Identify the name and explain the policy. Ensure that the firewall is turned on on the Configuration Settings page. After that, switch Enable Stealth Mode to Yes and then proceed by clicking Next. Allocate this policy to your groups of Mac devices and finish the remaining tasks. This is how it works: once the Mac devices synchronize with Intune, the stealth mode is activated.
2. Catalog Policy for Settings
This technique involves utilizing the Intune settings catalog policy to activate stealth mode on macOS. Once more, activating the firewall is necessary prior to activating the stealth mode. Navigate to Configuration in the Devices > macOS devices section of the Intune admin center. Choose Create > New Policy under the Policies section. Choose Profile type as Settings Catalog and then proceed to click on Create.

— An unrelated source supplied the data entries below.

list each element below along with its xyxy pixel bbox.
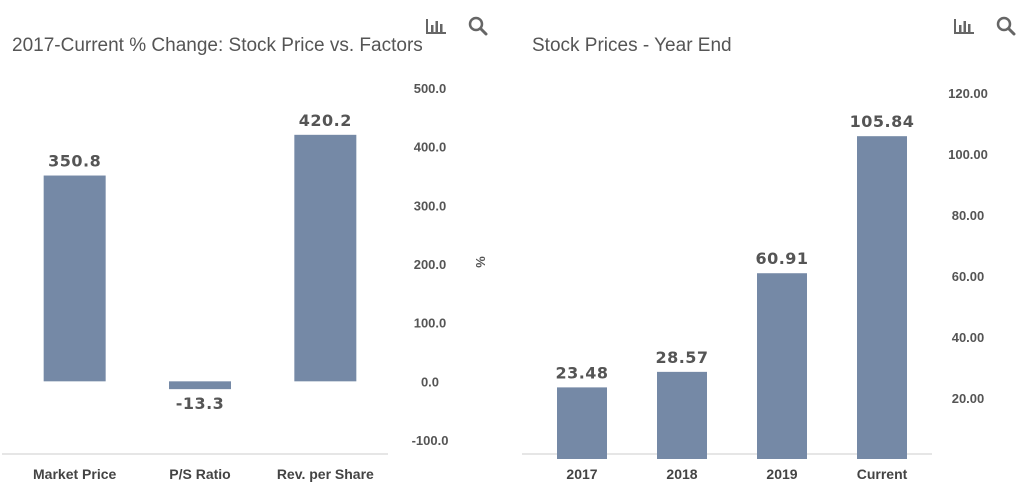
y-tick-label: 40.00 xyxy=(952,330,985,345)
data-label: 350.8 xyxy=(48,152,101,171)
y-tick-label: 60.00 xyxy=(952,269,985,284)
data-label: 420.2 xyxy=(299,111,352,130)
bar xyxy=(43,175,106,382)
bar xyxy=(294,134,357,382)
y-tick-label: 20.00 xyxy=(952,391,985,406)
chart-title: Stock Prices - Year End xyxy=(532,35,732,56)
y-tick-label: 100.0 xyxy=(414,316,447,331)
bar-chart-stock-prices: 120.00 100.00 80.00 60.00 40.00 20.00 23.48 201… xyxy=(522,86,988,482)
y-tick-label: 200.0 xyxy=(414,257,447,272)
search-icon[interactable] xyxy=(994,14,1018,38)
data-label: 28.57 xyxy=(655,348,708,367)
data-label: 105.84 xyxy=(850,112,915,131)
x-tick-label: Market Price xyxy=(33,466,116,482)
chart-panel-left: 2017-Current % Change: Stock Price vs. F… xyxy=(2,14,490,482)
x-tick-label: Rev. per Share xyxy=(277,466,374,482)
chart-title: 2017-Current % Change: Stock Price vs. F… xyxy=(12,35,423,56)
bar xyxy=(657,371,707,459)
bar-chart-percent-change: 500.0 400.0 300.0 200.0 100.0 0.0 -100.0% 350.8… xyxy=(2,81,488,482)
x-tick-label: Current xyxy=(857,466,908,482)
chart-panel-right: Stock Prices - Year End 120.00 100.00 80.0… xyxy=(512,0,1024,504)
bar xyxy=(557,387,607,459)
chart-toolbar xyxy=(952,14,1018,38)
bar xyxy=(857,136,907,460)
y-tick-label: 120.00 xyxy=(948,86,988,101)
x-tick-label: 2017 xyxy=(566,466,597,482)
y-tick-label: 300.0 xyxy=(414,198,447,213)
data-label: -13.3 xyxy=(176,394,225,413)
y-tick-label: 500.0 xyxy=(414,81,447,96)
data-label: 60.91 xyxy=(755,249,808,268)
y-tick-label: 400.0 xyxy=(414,140,447,155)
data-label: 23.48 xyxy=(555,363,608,382)
y-tick-label: -100.0 xyxy=(412,433,449,448)
x-tick-label: P/S Ratio xyxy=(169,466,230,482)
bar-chart-icon[interactable] xyxy=(952,14,976,38)
chart-toolbar xyxy=(424,14,490,38)
search-icon[interactable] xyxy=(466,14,490,38)
y-axis-label: % xyxy=(473,256,488,268)
bar xyxy=(757,273,807,459)
y-tick-label: 0.0 xyxy=(421,374,439,389)
y-tick-label: 80.00 xyxy=(952,208,985,223)
bar-chart-icon[interactable] xyxy=(424,14,448,38)
y-tick-label: 100.00 xyxy=(948,147,988,162)
x-tick-label: 2018 xyxy=(666,466,697,482)
x-tick-label: 2019 xyxy=(766,466,797,482)
bar xyxy=(169,381,231,390)
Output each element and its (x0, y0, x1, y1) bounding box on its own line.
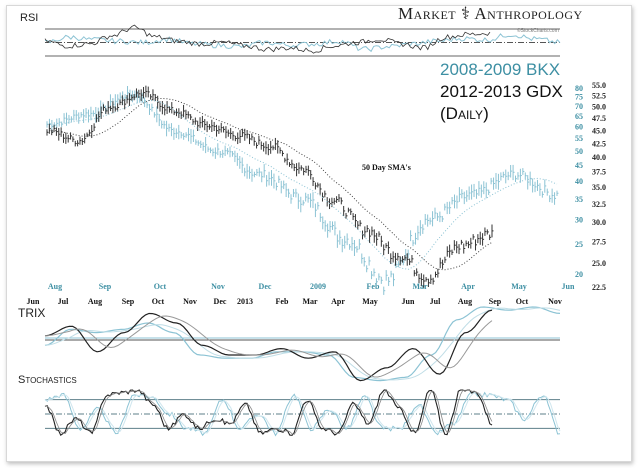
bkx-tick-label: 75 (575, 93, 583, 102)
stoch-gdx-line (44, 389, 493, 437)
trix-gdx-signal (44, 315, 493, 378)
bkx-x-tick: Feb (367, 282, 380, 291)
bkx-sma-line (46, 99, 558, 271)
gdx-tick-label: 27.5 (592, 238, 606, 247)
gdx-x-tick: Oct (516, 297, 529, 306)
stoch-gdx-signal (44, 389, 493, 435)
legend-gdx: 2012-2013 GDX (440, 82, 563, 101)
legend-daily: (Daily) (440, 104, 489, 123)
bkx-tick-label: 45 (575, 161, 583, 170)
bkx-tick-label: 40 (575, 177, 583, 186)
gdx-x-tick: Jun (402, 297, 415, 306)
gdx-x-tick: Apr (331, 297, 345, 306)
gdx-x-tick: Sep (489, 297, 502, 306)
gdx-x-tick: Sep (122, 297, 135, 306)
gdx-tick-label: 37.5 (592, 168, 606, 177)
legend-bkx: 2008-2009 BKX (440, 60, 561, 79)
bkx-x-tick: 2009 (310, 282, 326, 291)
gdx-tick-label: 42.5 (592, 139, 606, 148)
gdx-tick-label: 52.5 (592, 92, 606, 101)
gdx-x-tick: Aug (88, 297, 102, 306)
trix-gdx-line (44, 309, 493, 382)
gdx-x-tick: Mar (302, 297, 318, 306)
bkx-tick-label: 60 (575, 123, 583, 132)
gdx-x-tick: 2013 (237, 297, 253, 306)
gdx-x-tick: Dec (214, 297, 227, 306)
bkx-tick-label: 50 (575, 147, 583, 156)
trix-bkx-signal (44, 307, 561, 381)
rsi-bkx-line (44, 33, 561, 53)
sma-annotation: 50 Day SMA's (362, 163, 411, 172)
gdx-x-tick: Nov (548, 297, 562, 306)
gdx-x-tick: Jul (430, 297, 441, 306)
gdx-x-tick: Jul (58, 297, 69, 306)
gdx-x-tick: May (362, 297, 378, 306)
gdx-tick-label: 47.5 (592, 114, 606, 123)
trix-bkx-line (44, 306, 561, 382)
gdx-tick-label: 40.0 (592, 153, 606, 162)
gdx-tick-label: 35.0 (592, 183, 606, 192)
bkx-tick-label: 65 (575, 112, 583, 121)
gdx-x-tick: Feb (276, 297, 289, 306)
gdx-tick-label: 30.0 (592, 218, 606, 227)
bkx-x-tick: Dec (259, 282, 272, 291)
gdx-tick-label: 32.5 (592, 200, 606, 209)
bkx-x-tick: Apr (461, 282, 475, 291)
bkx-x-tick: Aug (48, 282, 62, 291)
gdx-x-tick: Jun (27, 297, 40, 306)
copyright: ©StockCharts.com (517, 28, 559, 34)
bkx-x-tick: Mar (412, 282, 428, 291)
stochastics-label: Stochastics (18, 374, 77, 386)
gdx-tick-label: 50.0 (592, 103, 606, 112)
bkx-tick-label: 55 (575, 134, 583, 143)
gdx-x-tick: Oct (152, 297, 165, 306)
gdx-sma-line (46, 98, 493, 271)
bkx-x-tick: May (511, 282, 527, 291)
bkx-x-tick: Nov (211, 282, 225, 291)
rsi-gdx-line (44, 24, 491, 54)
bkx-tick-label: 30 (575, 215, 583, 224)
rsi-label: RSI (20, 12, 39, 24)
bkx-tick-label: 20 (575, 270, 583, 279)
bkx-tick-label: 25 (575, 240, 583, 249)
gdx-x-tick: Nov (183, 297, 197, 306)
brand-logo: Market ⚕ Anthropology (398, 4, 583, 23)
bkx-tick-label: 35 (575, 195, 583, 204)
bkx-x-tick: Jun (562, 282, 575, 291)
trix-label: TRIX (18, 306, 46, 320)
bkx-x-tick: Oct (154, 282, 167, 291)
gdx-tick-label: 25.0 (592, 259, 606, 268)
gdx-tick-label: 22.5 (592, 283, 606, 292)
gdx-tick-label: 45.0 (592, 126, 606, 135)
bkx-x-tick: Sep (99, 282, 112, 291)
gdx-x-tick: Aug (458, 297, 472, 306)
chart-card (6, 5, 632, 462)
bkx-tick-label: 80 (575, 84, 583, 93)
gdx-tick-label: 55.0 (592, 81, 606, 90)
bkx-tick-label: 70 (575, 102, 583, 111)
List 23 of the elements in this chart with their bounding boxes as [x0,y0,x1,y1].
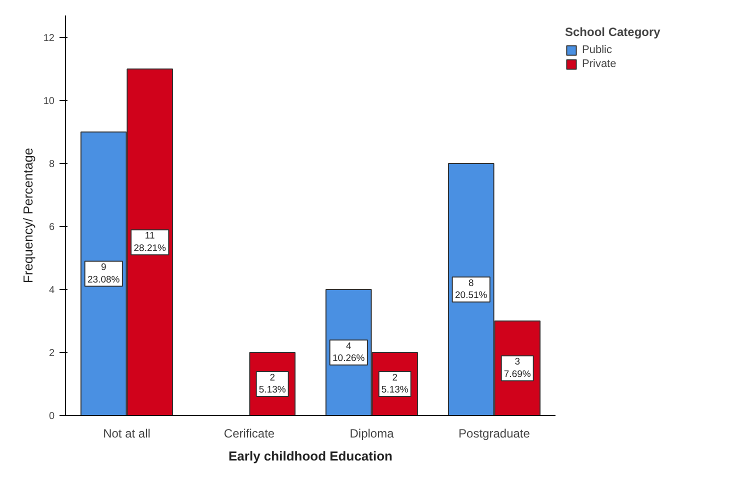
y-tick-label: 10 [43,96,55,108]
data-label: 8 20.51% [455,278,488,302]
data-label: 2 5.13% [381,372,409,396]
data-label: 2 5.13% [258,372,286,396]
x-axis-title: Early childhood Education [228,448,393,464]
y-tick-label: 4 [48,285,55,296]
legend-label: Public [582,44,612,56]
data-label: 4 10.26% [332,340,366,364]
legend-title: School Category [565,25,660,39]
y-tick-label: 2 [48,348,55,360]
data-label: 11 28.21% [134,230,167,254]
x-tick-label: Not at all [103,426,150,440]
data-label: 3 7.69% [504,356,532,380]
y-tick-label: 8 [48,159,55,170]
x-tick-label: Postgraduate [458,426,530,440]
data-label: 9 23.08% [88,262,120,286]
y-tick-label: 0 [48,411,55,422]
legend-label: Private [582,58,616,70]
x-tick-label: Diploma [350,426,394,440]
y-axis-title: Frequency/ Percentage [20,148,36,284]
x-tick-label: Cerificate [224,426,275,440]
y-tick-label: 12 [43,33,55,44]
y-tick-label: 6 [48,222,55,234]
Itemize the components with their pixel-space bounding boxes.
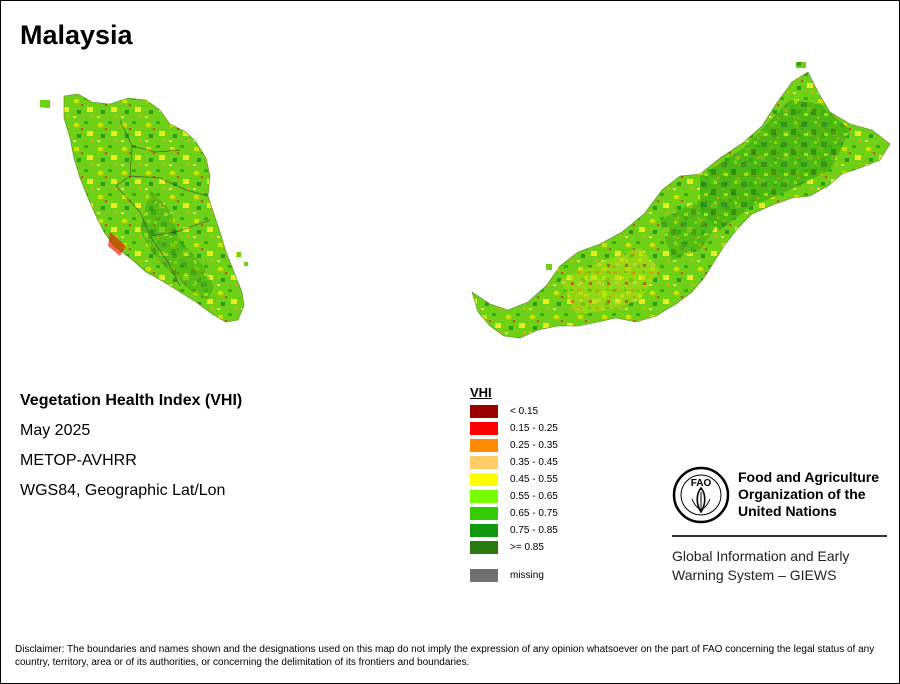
legend-item-missing: missing [470,569,544,582]
fao-logo-text: FAO [691,478,712,489]
legend-item: 0.55 - 0.65 [470,490,558,503]
legend-label: 0.35 - 0.45 [510,457,558,468]
map-title: Malaysia [20,20,133,50]
legend-label: < 0.15 [510,406,539,417]
legend-item: < 0.15 [470,405,538,418]
index-name: Vegetation Health Index (VHI) [20,392,243,409]
legend-item: 0.15 - 0.25 [470,422,558,435]
legend-swatch [470,422,498,435]
east-malaysia [471,62,891,339]
legend-swatch [470,456,498,469]
legend-label: 0.65 - 0.75 [510,508,558,519]
fao-name-line: United Nations [738,503,837,519]
peninsular-malaysia [40,93,248,323]
giews-line: Warning System – GIEWS [672,567,837,583]
fao-name-line: Organization of the [738,486,866,502]
legend-item: 0.25 - 0.35 [470,439,558,452]
legend-label: 0.75 - 0.85 [510,525,558,536]
legend-title: VHI [470,385,492,400]
legend-swatch [470,439,498,452]
legend-swatch [470,507,498,520]
period: May 2025 [20,422,91,439]
legend-label: 0.45 - 0.55 [510,474,558,485]
fao-name: Food and Agriculture Organization of the… [738,469,879,520]
giews-name: Global Information and Early Warning Sys… [672,547,849,585]
legend-label: missing [510,570,544,581]
legend-swatch [470,569,498,582]
legend-item: >= 0.85 [470,541,544,554]
legend-item: 0.75 - 0.85 [470,524,558,537]
vhi-map [40,62,891,339]
legend-swatch [470,473,498,486]
legend-label: 0.25 - 0.35 [510,440,558,451]
projection: WGS84, Geographic Lat/Lon [20,482,226,499]
legend-label: 0.55 - 0.65 [510,491,558,502]
legend-swatch [470,524,498,537]
legend-label: >= 0.85 [510,542,544,553]
divider [672,535,887,537]
legend-swatch [470,490,498,503]
disclaimer: Disclaimer: The boundaries and names sho… [15,644,875,668]
legend-label: 0.15 - 0.25 [510,423,558,434]
legend-swatch [470,405,498,418]
legend-item: 0.45 - 0.55 [470,473,558,486]
fao-logo: FAO [672,466,730,524]
legend-item: 0.35 - 0.45 [470,456,558,469]
fao-name-line: Food and Agriculture [738,469,880,485]
legend-swatch [470,541,498,554]
sensor: METOP-AVHRR [20,452,137,469]
legend-item: 0.65 - 0.75 [470,507,558,520]
giews-line: Global Information and Early [672,548,850,564]
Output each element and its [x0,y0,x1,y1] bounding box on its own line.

Activate Stealth Mode on macOS by utilizing the Intune Settings Catalog Policy. Click on Add Settings in the Configuration Settings section within the Settings Catalog. In the Settings picker window, search for "Stealth Mode" in the search box and press Search. After finding the search results, navigate to the Networking category, choose Firewall, activate the "Enable Stealth Mode" option, and then exit the Settings Picker.
Ensure that you adjust the settings. - Turn on Firewall: Yes Activate Stealth Mode: Affirmative Click on the Next button and allocate this policy to the groups of Mac devices. Once the Mac devices synchronize with Intune once more, the policies are enforced, and stealth mode is activated. Activate Stealth Mode on macOS with Intune Settings Catalog Policy.
3. Configuration Options For Endpoint Security
The security of macOS devices is managed by the endpoint protection settings, which include FileVault 2 encryption, Gatekeeper, and the firewall. By setting up a new device configuration profile and applying it to macOS devices, you can activate both the firewall and stealth mode. Navigate to Devices > macOS > Configuration within the Intune admin center.
Choose the option "Create" on the Policies tab. Choose the specified options on the Create a Profile page before clicking on Create. Operating System: macOS Profile category: Templates Name of template: Protection for endpoints On the Configuration Settings page, make adjustments to the specified settings. Activate Firewall: Change this to Yes Activate Stealth Mode by setting it to Yes.
Proceed to the following stage: allocate the setup profile to your macOS gadgets. On the Review + Create page, select Create once you have finished. Both the firewall and stealth mode are activated when applying this configuration profile to designated Mac devices. Check the setup of Stealth Mode on Mac devices.
Following the activation of stealth mode on macOS devices through Intune, we will proceed to confirm that our Mac devices have effectively received the settings. The sole method to achieve this is by logging into a Mac device and examining the firewall setup. This is how you can verify if the Intune policy has activated stealth mode on your Mac device:
Click on the Apple icon in the top-left corner and choose System Preferences.
Visit Network and choose Firewall > Options.
You can determine if the stealth mode is turned on or off here.
The Enable Stealth Mode setting can be seen as enabled in the Intune policy and the stealth mode setting is disabled for Mac users, indicating that it is now controlled by Intune.
Conclusion
That is all! Stealth mode has been activated, making your Mac undetectable to other devices in the network. Keep in mind that enabling this mode is unnecessary if you are using a private network solely with trusted individuals.
Enabling stealth mode on a private network can add difficulty to connecting to wireless printers and devices. If external users are unable to ping your Mac, then it is also possible that another device may not be able to do so. So just turn it on when you don't feel safe.